The film resembles many sex comedies from the eighties and early nineties. It is about a awkward daydreamer named Asao (played by Minoru Iizuka, a.k.a. Dankan) who wiles away his days daydreaming of scenarios in which he gets laid. His first involves cars, which he reasons women can’t resist. In his mind, all a man with a car has to do is offer a stranded woman a ride and then suggest they sleep together. His problem - other than the obvious one – is that he lacks both a car and the money to buy one. When he finally gets one, it’s such a clunker that it falls apart even before he drives it out of the dealership. His solution: get a more attractive car, of course.

From there, the movie jumps around from genre to genre. We get his efforts to become a bank robber, his failed attempts to take over the role of Zatoichi, and his accidental transformation into an assassin for the yakuza; from there, the film jumps into other genres, such as horror and science fiction. At one point, I was reminded of films like Zapped, in which the lead character gets special powers and seems to only use them to make clothes fly off unsuspecting women, and of the Extras episode with Patrick Stewart, which parodied Stewart’s dignified image by presenting him as being inspired to make movies like Zapped to hilarious results.

So, is Getting Any any good? To be honest, it has its moments, though, for my tastes, far too few of them. I was tickled by its repeated use of dying gangsters that just happen to ask Asao to look after their cars for him, and some of the bits involving Asao in the role of Zatoichi, a role that Kitano would take on himself years later, made me slightly chuckle. I enjoyed the way a gangster boss keeps getting run over by his own crew while trying to lead them into a fracas, though the blatant homage to Michael Jackson’s “Beat It” video fell flat, and in one scene, a scientist uses the word “Hamlet” to great comic effect.
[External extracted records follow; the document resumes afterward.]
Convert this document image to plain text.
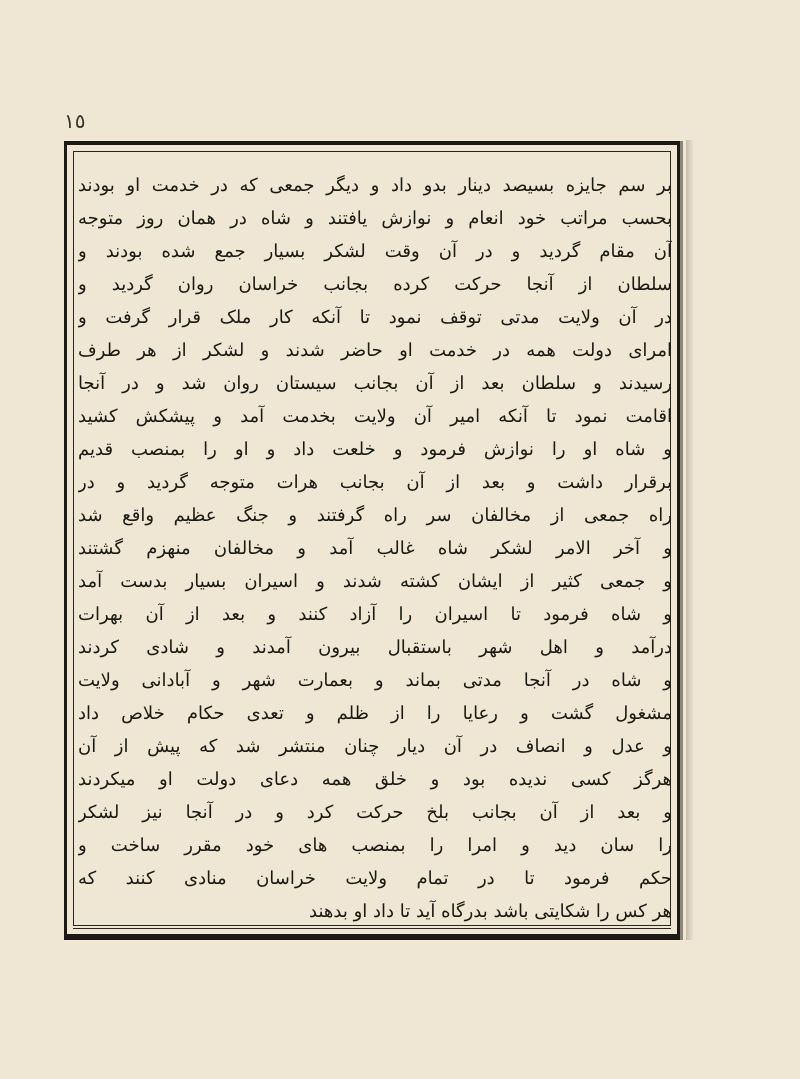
١٥
بر سم جایزه بسیصد دینار بدو داد و دیگر جمعی که در خدمت او بودند
بحسب مراتب خود انعام و نوازش یافتند و شاه در همان روز متوجه
آن مقام گردید و در آن وقت لشکر بسیار جمع شده بودند و
سلطان از آنجا حرکت کرده بجانب خراسان روان گردید و
در آن ولایت مدتی توقف نمود تا آنکه کار ملک قرار گرفت و
امرای دولت همه در خدمت او حاضر شدند و لشکر از هر طرف
رسیدند و سلطان بعد از آن بجانب سیستان روان شد و در آنجا
اقامت نمود تا آنکه امیر آن ولایت بخدمت آمد و پیشکش کشید
و شاه او را نوازش فرمود و خلعت داد و او را بمنصب قدیم
برقرار داشت و بعد از آن بجانب هرات متوجه گردید و در
راه جمعی از مخالفان سر راه گرفتند و جنگ عظیم واقع شد
و آخر الامر لشکر شاه غالب آمد و مخالفان منهزم گشتند
و جمعی کثیر از ایشان کشته شدند و اسیران بسیار بدست آمد
و شاه فرمود تا اسیران را آزاد کنند و بعد از آن بهرات
درآمد و اهل شهر باستقبال بیرون آمدند و شادی کردند
و شاه در آنجا مدتی بماند و بعمارت شهر و آبادانی ولایت
مشغول گشت و رعایا را از ظلم و تعدی حکام خلاص داد
و عدل و انصاف در آن دیار چنان منتشر شد که پیش از آن
هرگز کسی ندیده بود و خلق همه دعای دولت او میکردند
و بعد از آن بجانب بلخ حرکت کرد و در آنجا نیز لشکر
را سان دید و امرا را بمنصب های خود مقرر ساخت و
حکم فرمود تا در تمام ولایت خراسان منادی کنند که
هر کس را شکایتی باشد بدرگاه آید تا داد او بدهند
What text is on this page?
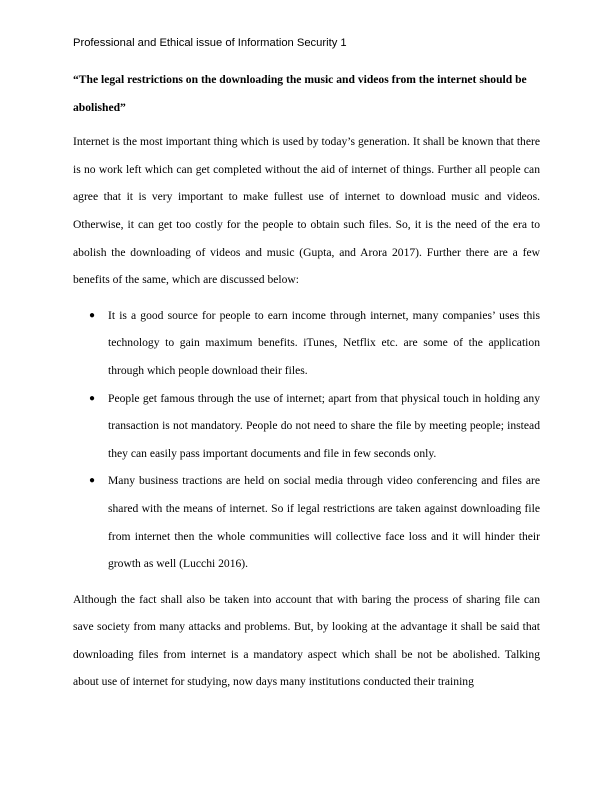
Professional and Ethical issue of Information Security 1

“The legal restrictions on the downloading the music and videos from the internet should be abolished”

Internet is the most important thing which is used by today’s generation. It shall be known that there is no work left which can get completed without the aid of internet of things. Further all people can agree that it is very important to make fullest use of internet to download music and videos. Otherwise, it can get too costly for the people to obtain such files. So, it is the need of the era to abolish the downloading of videos and music (Gupta, and Arora 2017). Further there are a few benefits of the same, which are discussed below:

● It is a good source for people to earn income through internet, many companies’ uses this technology to gain maximum benefits. iTunes, Netflix etc. are some of the application through which people download their files.
● People get famous through the use of internet; apart from that physical touch in holding any transaction is not mandatory. People do not need to share the file by meeting people; instead they can easily pass important documents and file in few seconds only.
● Many business tractions are held on social media through video conferencing and files are shared with the means of internet. So if legal restrictions are taken against downloading file from internet then the whole communities will collective face loss and it will hinder their growth as well (Lucchi 2016).

Although the fact shall also be taken into account that with baring the process of sharing file can save society from many attacks and problems. But, by looking at the advantage it shall be said that downloading files from internet is a mandatory aspect which shall be not be abolished. Talking about use of internet for studying, now days many institutions conducted their training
However, too little of the film resonated. Asao has no character, and we’re given no reason to care whether he successfully finds love or not. His many misadventures are played out strictly for comedy, and do not advance any consistent narrative. In fact, the film has to remind us in its closing moments of how it began. In that scene, Asao, his body bruised and covered in human manure, utters his final words, “Car sex.” Perhaps I shouldn’t say the final scene, for there is actually an additional scene at the end of the credits, the point of which was lost on me.

It is perhaps unfair to criticize Getting Any? for not having a point or direction, as some spoofs exist simply to poke fun at something. Fair enough, but the best ones do more than just send up popular films. They are narratively structured and are striving to get somewhere. Getting Any? has nowhere to go but into well-trodden cinematic territory and nothing to say beyond, “Look how silly and crude we can be.” Kitano himself described the film as a mockery of the way some young Japanese men talk to women about sex. However, too little of the plot seems to reflect that, and what does never seems applicable to the real world, particularly because Asao is so out there as a character. Getting Any? isn’t wacky enough to be taken as pure farce, nor is it topical enough to make a recognizable statement. Instead, it is a collection of scattered parts which don’t add up to much as a complete picture. (on DVD and Blu-ray)

2 stars


*Getting Any? is in Japanese with English subtitles.